I was thinking about why I hate frameworks. It’s not a full-on hate, of course, but I find that wrapping and abstracting every aspect of an approach insulates you from what you really need to understand. I call it the inverse law of elbows: the more elbows you add to something, the harder it is to get it to do anything useful.
So while my mind was wandering around the why-do-people-insist-on-frameworks question, I started thinking about what I do like. Here’s what I came up with:
- Engines (solve a narrow class of problem with a simple interface)
- Libraries (functions and groups of functions)
- Toolkits (larger groups of functions)
- Languages (alternate ways to describe solutions)
- Domain specific languages (solve small parts of your domain well)
- Concrete, simple implementations (just the straight dope)
- And, always, always, always consider standard/common things first
It comes down to choice, orthogonality, and the smallest number of immutable constraints on how you can put the parts together.
You can replace engines easily, based on their well defined, loosely coupled interfaces.

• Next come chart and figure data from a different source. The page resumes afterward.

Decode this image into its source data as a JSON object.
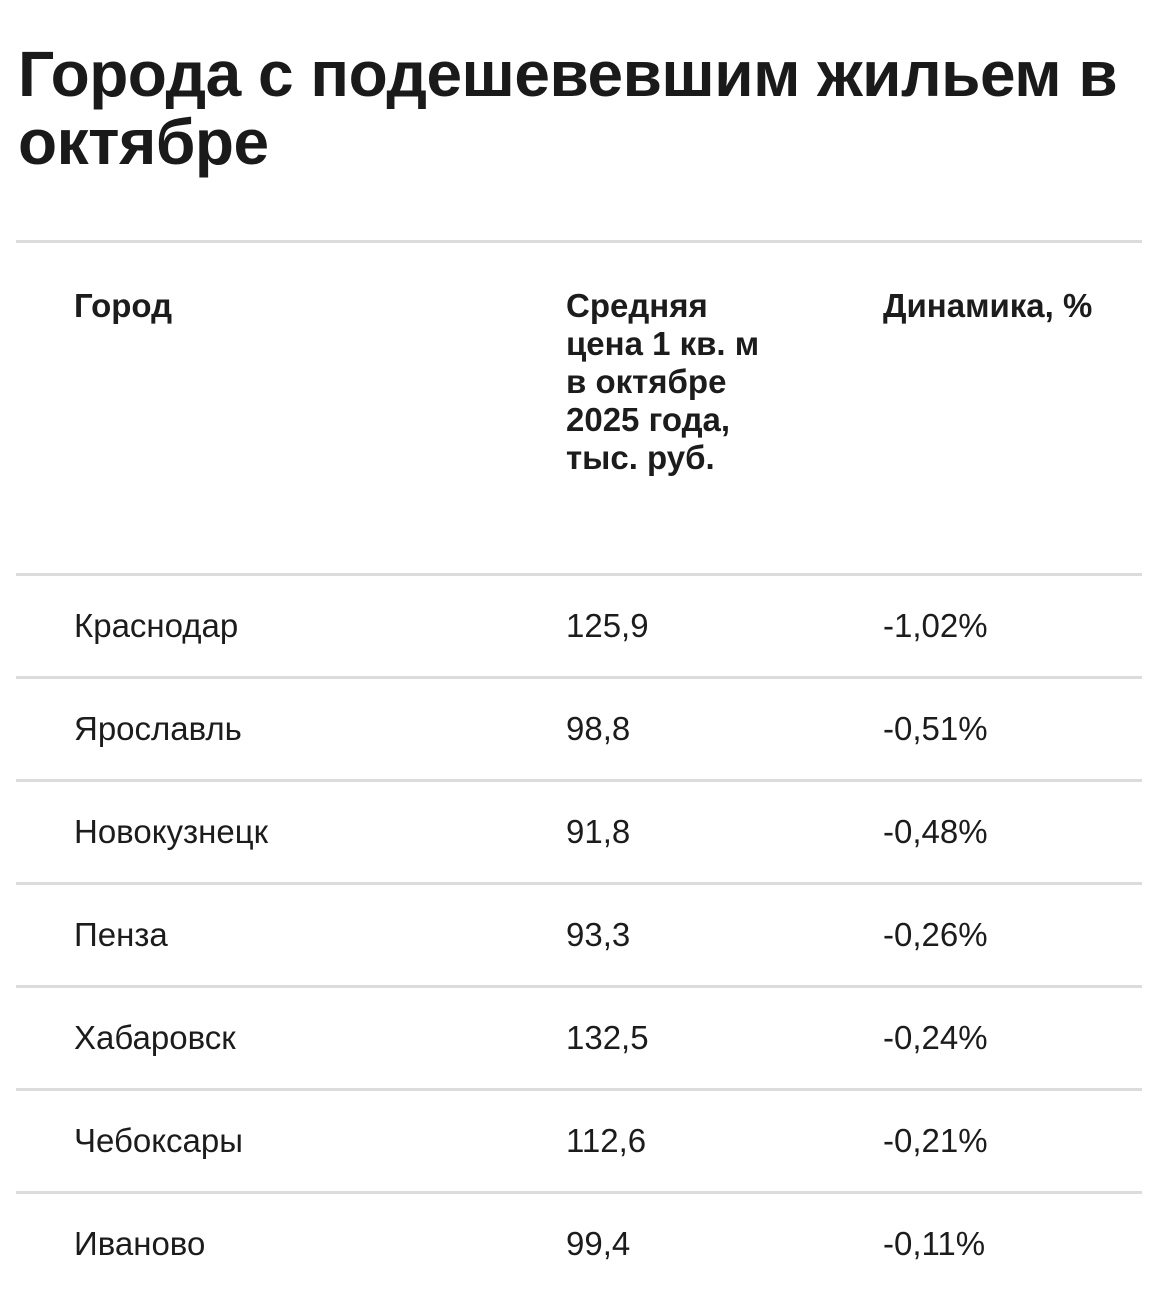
{
  "title": "Города с подешевевшим жильем в октябре",
  "table": {
    "headers": {
      "city": "Город",
      "price": "Средняя цена 1 кв. м в октябре 2025 года, тыс. руб.",
      "dynamics": "Динамика, %"
    },
    "rows": [
      {
        "city": "Краснодар",
        "price": "125,9",
        "dynamics": "-1,02%"
      },
      {
        "city": "Ярославль",
        "price": "98,8",
        "dynamics": "-0,51%"
      },
      {
        "city": "Новокузнецк",
        "price": "91,8",
        "dynamics": "-0,48%"
      },
      {
        "city": "Пенза",
        "price": "93,3",
        "dynamics": "-0,26%"
      },
      {
        "city": "Хабаровск",
        "price": "132,5",
        "dynamics": "-0,24%"
      },
      {
        "city": "Чебоксары",
        "price": "112,6",
        "dynamics": "-0,21%"
      },
      {
        "city": "Иваново",
        "price": "99,4",
        "dynamics": "-0,11%"
      }
    ]
  },
  "colors": {
    "text": "#1c1c1c",
    "divider": "#dcdcdc",
    "background": "#ffffff"
  }
}
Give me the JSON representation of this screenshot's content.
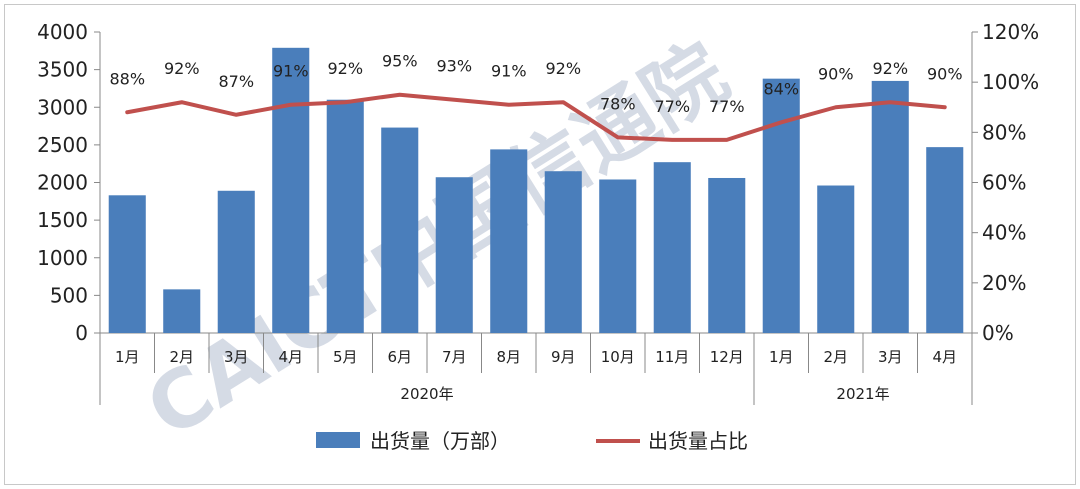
{
  "chart_data": {
    "type": "bar",
    "categories": [
      "1月",
      "2月",
      "3月",
      "4月",
      "5月",
      "6月",
      "7月",
      "8月",
      "9月",
      "10月",
      "11月",
      "12月",
      "1月",
      "2月",
      "3月",
      "4月"
    ],
    "year_groups": [
      {
        "label": "2020年",
        "count": 12
      },
      {
        "label": "2021年",
        "count": 4
      }
    ],
    "series": [
      {
        "name": "出货量（万部）",
        "type": "bar",
        "axis": "left",
        "color": "#4a7ebb",
        "values": [
          1830,
          580,
          1890,
          3790,
          3100,
          2730,
          2070,
          2440,
          2150,
          2040,
          2270,
          2060,
          3380,
          1960,
          3350,
          2470
        ]
      },
      {
        "name": "出货量占比",
        "type": "line",
        "axis": "right",
        "color": "#c0504d",
        "values": [
          88,
          92,
          87,
          91,
          92,
          95,
          93,
          91,
          92,
          78,
          77,
          77,
          84,
          90,
          92,
          90
        ],
        "labels": [
          "88%",
          "92%",
          "87%",
          "91%",
          "92%",
          "95%",
          "93%",
          "91%",
          "92%",
          "78%",
          "77%",
          "77%",
          "84%",
          "90%",
          "92%",
          "90%"
        ]
      }
    ],
    "y_left": {
      "min": 0,
      "max": 4000,
      "ticks": [
        "0",
        "500",
        "1000",
        "1500",
        "2000",
        "2500",
        "3000",
        "3500",
        "4000"
      ]
    },
    "y_right": {
      "min": 0,
      "max": 120,
      "ticks": [
        "0%",
        "20%",
        "40%",
        "60%",
        "80%",
        "100%",
        "120%"
      ]
    },
    "legend_position": "bottom",
    "grid": false
  },
  "watermark": "CAICT中国信通院"
}
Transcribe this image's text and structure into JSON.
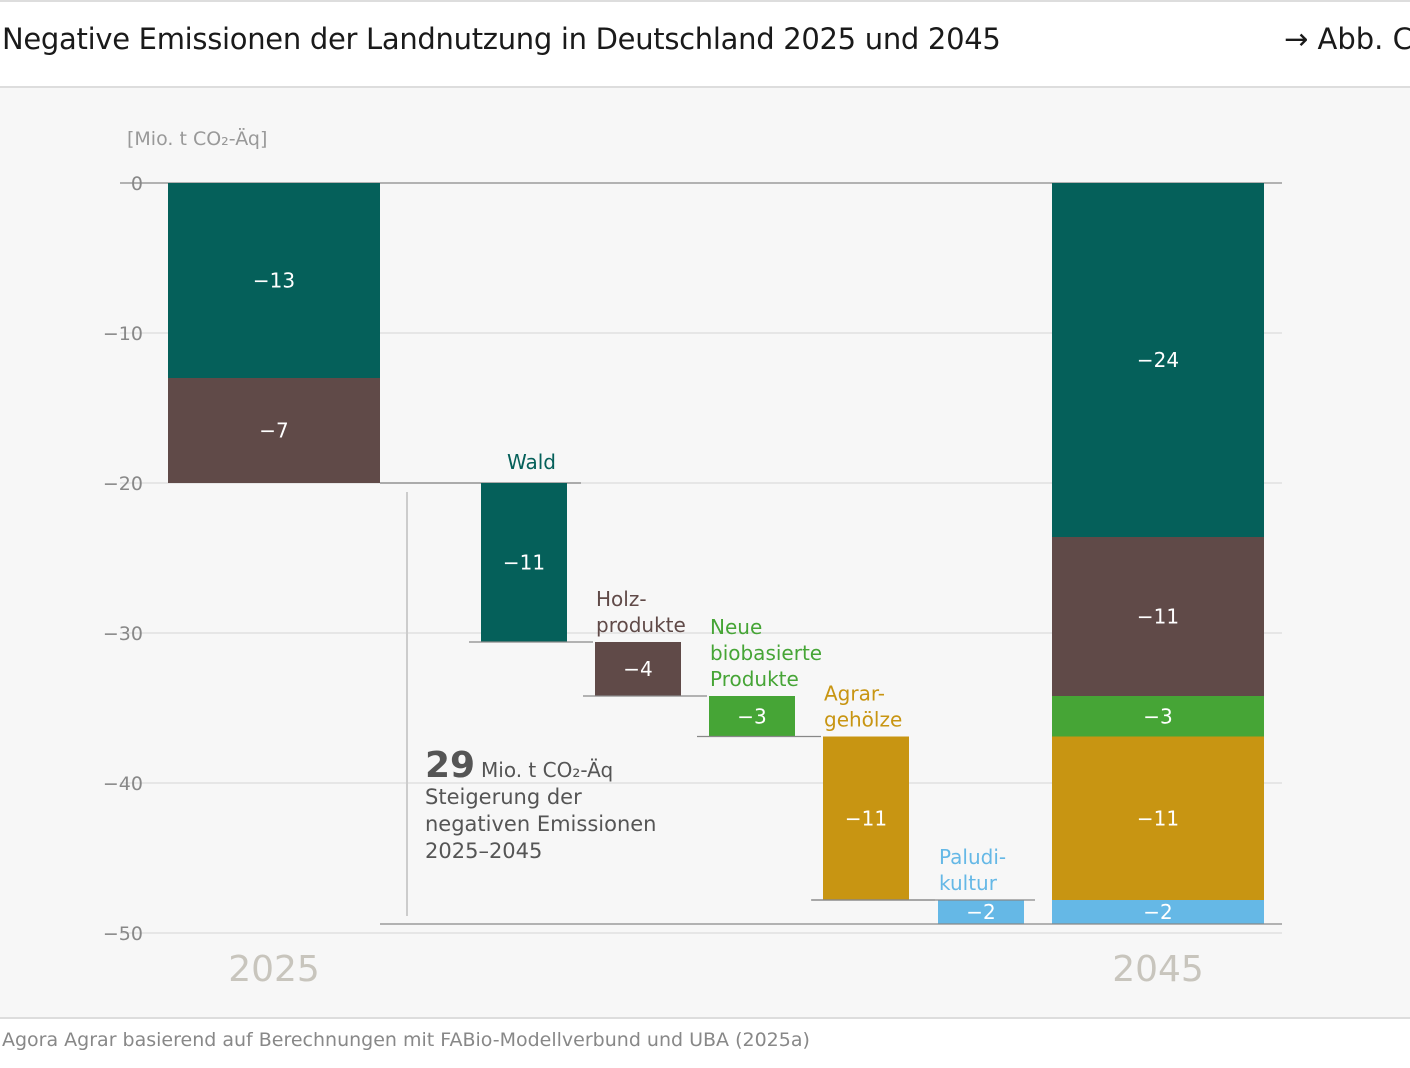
{
  "header": {
    "title": "Negative Emissionen der Landnutzung in Deutschland 2025 und 2045",
    "figure_ref": "→ Abb. C"
  },
  "footer": {
    "source": "Agora Agrar basierend auf Berechnungen mit FABio-Modellverbund und UBA (2025a)"
  },
  "chart_data": {
    "type": "waterfall",
    "ylabel": "[Mio. t CO₂-Äq]",
    "ylim": [
      -50,
      0
    ],
    "yticks": [
      0,
      -10,
      -20,
      -30,
      -40,
      -50
    ],
    "ytick_labels": [
      "0",
      "−10",
      "−20",
      "−30",
      "−40",
      "−50"
    ],
    "grid": true,
    "colors": {
      "Wald": "#05605a",
      "Holzprodukte": "#604a48",
      "Neue biobasierte Produkte": "#46a536",
      "Agrargehölze": "#c89512",
      "Paludikultur": "#65b8e6"
    },
    "totals": [
      {
        "category": "2025",
        "segments": [
          {
            "key": "Wald",
            "value": -13,
            "label": "−13"
          },
          {
            "key": "Holzprodukte",
            "value": -7,
            "label": "−7"
          }
        ]
      },
      {
        "category": "2045",
        "segments": [
          {
            "key": "Wald",
            "value": -23.6,
            "label": "−24"
          },
          {
            "key": "Holzprodukte",
            "value": -10.6,
            "label": "−11"
          },
          {
            "key": "Neue biobasierte Produkte",
            "value": -2.7,
            "label": "−3"
          },
          {
            "key": "Agrargehölze",
            "value": -10.9,
            "label": "−11"
          },
          {
            "key": "Paludikultur",
            "value": -1.6,
            "label": "−2"
          }
        ]
      }
    ],
    "steps": [
      {
        "key": "Wald",
        "name": "Wald",
        "value": -10.6,
        "label": "−11"
      },
      {
        "key": "Holzprodukte",
        "name": "Holz-\nprodukte",
        "value": -3.6,
        "label": "−4"
      },
      {
        "key": "Neue biobasierte Produkte",
        "name": "Neue\nbiobasierte\nProdukte",
        "value": -2.7,
        "label": "−3"
      },
      {
        "key": "Agrargehölze",
        "name": "Agrar-\ngehölze",
        "value": -10.9,
        "label": "−11"
      },
      {
        "key": "Paludikultur",
        "name": "Paludi-\nkultur",
        "value": -1.6,
        "label": "−2"
      }
    ],
    "annotation": {
      "number": "29",
      "unit": "Mio. t CO₂-Äq",
      "text": [
        "Steigerung der",
        "negativen Emissionen",
        "2025–2045"
      ]
    }
  }
}
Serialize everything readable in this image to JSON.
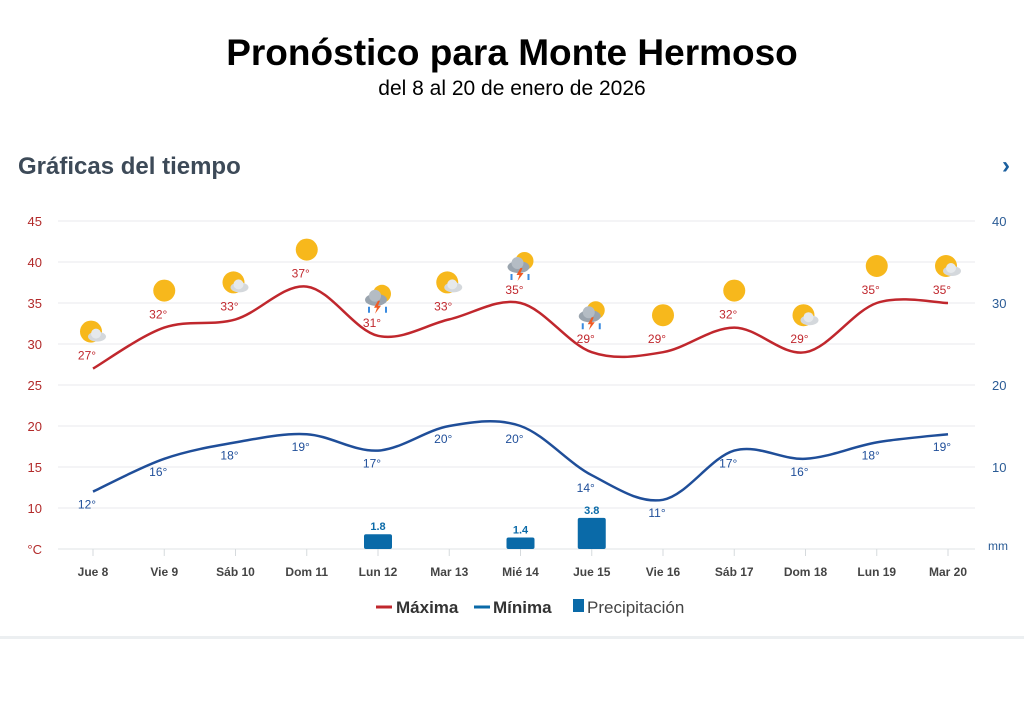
{
  "header": {
    "title": "Pronóstico para Monte Hermoso",
    "subtitle": "del 8 al 20 de enero de 2026",
    "section_title": "Gráficas del tiempo",
    "next_icon": "chevron-right-icon"
  },
  "colors": {
    "max": "#c0272d",
    "min": "#1f4e99",
    "precip": "#0a6aa8",
    "left_axis": "#b22a2a",
    "right_axis": "#2a5b95"
  },
  "chart_data": {
    "type": "line",
    "categories": [
      "Jue 8",
      "Vie 9",
      "Sáb 10",
      "Dom 11",
      "Lun 12",
      "Mar 13",
      "Mié 14",
      "Jue 15",
      "Vie 16",
      "Sáb 17",
      "Dom 18",
      "Lun 19",
      "Mar 20"
    ],
    "icons": [
      "sun-cloud",
      "sun",
      "sun-cloud",
      "sun",
      "storm",
      "sun-cloud",
      "storm",
      "storm",
      "sun",
      "sun",
      "sun-cloud",
      "sun",
      "sun-cloud"
    ],
    "series": [
      {
        "name": "Máxima",
        "axis": "left",
        "values": [
          27,
          32,
          33,
          37,
          31,
          33,
          35,
          29,
          29,
          32,
          29,
          35,
          35
        ]
      },
      {
        "name": "Mínima",
        "axis": "left",
        "values": [
          12,
          16,
          18,
          19,
          17,
          20,
          20,
          14,
          11,
          17,
          16,
          18,
          19
        ]
      },
      {
        "name": "Precipitación",
        "axis": "right",
        "type": "bar",
        "values": [
          null,
          null,
          null,
          null,
          1.8,
          null,
          1.4,
          3.8,
          null,
          null,
          null,
          null,
          null
        ]
      }
    ],
    "left_axis": {
      "unit": "°C",
      "ticks": [
        10,
        15,
        20,
        25,
        30,
        35,
        40,
        45
      ],
      "range": [
        5,
        45
      ]
    },
    "right_axis": {
      "unit": "mm",
      "ticks": [
        10,
        20,
        30,
        40
      ],
      "range": [
        0,
        40
      ]
    },
    "legend": {
      "position": "bottom",
      "items": [
        "Máxima",
        "Mínima",
        "Precipitación"
      ]
    },
    "grid": true
  }
}
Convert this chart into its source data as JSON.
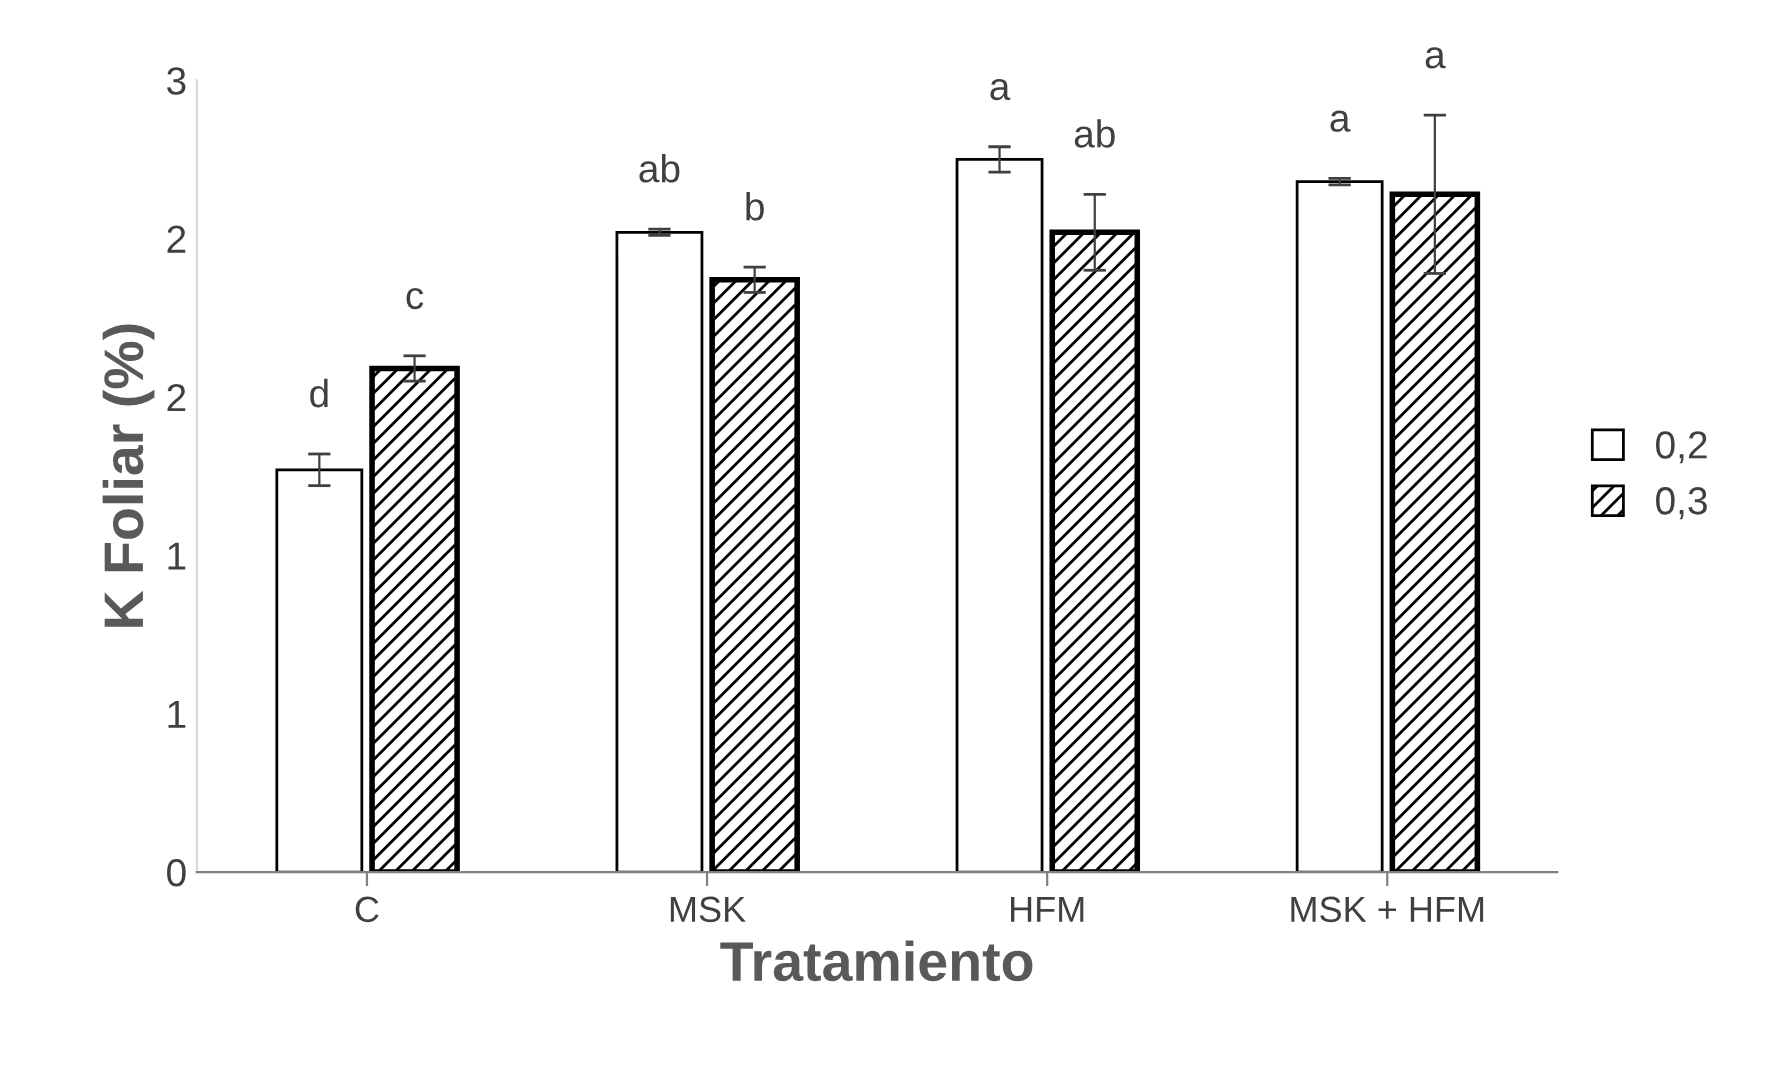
{
  "chart_data": {
    "type": "bar",
    "xlabel": "Tratamiento",
    "ylabel": "K Foliar (%)",
    "categories": [
      "C",
      "MSK",
      "HFM",
      "MSK + HFM"
    ],
    "series": [
      {
        "name": "0,2",
        "color": "#ffffff",
        "values": [
          1.27,
          2.02,
          2.25,
          2.18
        ],
        "errors": [
          0.05,
          0.01,
          0.04,
          0.01
        ]
      },
      {
        "name": "0,3",
        "color": "#000000",
        "values": [
          1.59,
          1.87,
          2.02,
          2.14
        ],
        "errors": [
          0.04,
          0.04,
          0.12,
          0.25
        ]
      }
    ],
    "ylim": [
      0,
      2.5
    ],
    "yticks": [
      0,
      {
        "value": 0.5,
        "label": "1"
      },
      1,
      {
        "value": 1.5,
        "label": "2"
      },
      2,
      {
        "value": 2.5,
        "label": "3"
      }
    ],
    "annotations": [
      "d",
      "c",
      "ab",
      "b",
      "a",
      "ab",
      "a",
      "a"
    ],
    "grid": false,
    "legend": "right"
  }
}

You can take or leave portions of libraries and toolkits. Languages (outside of little languages) give you some level of choice. DSLs let you express things in your domain. And simple, concrete implementations give you things that work.
I’m going to work on posting links to some metaphors of products using engines, libraries, DSLs (and the like) really well. I’ve been inspired by dozens of things that other people have written, which have moulded how I see approaches.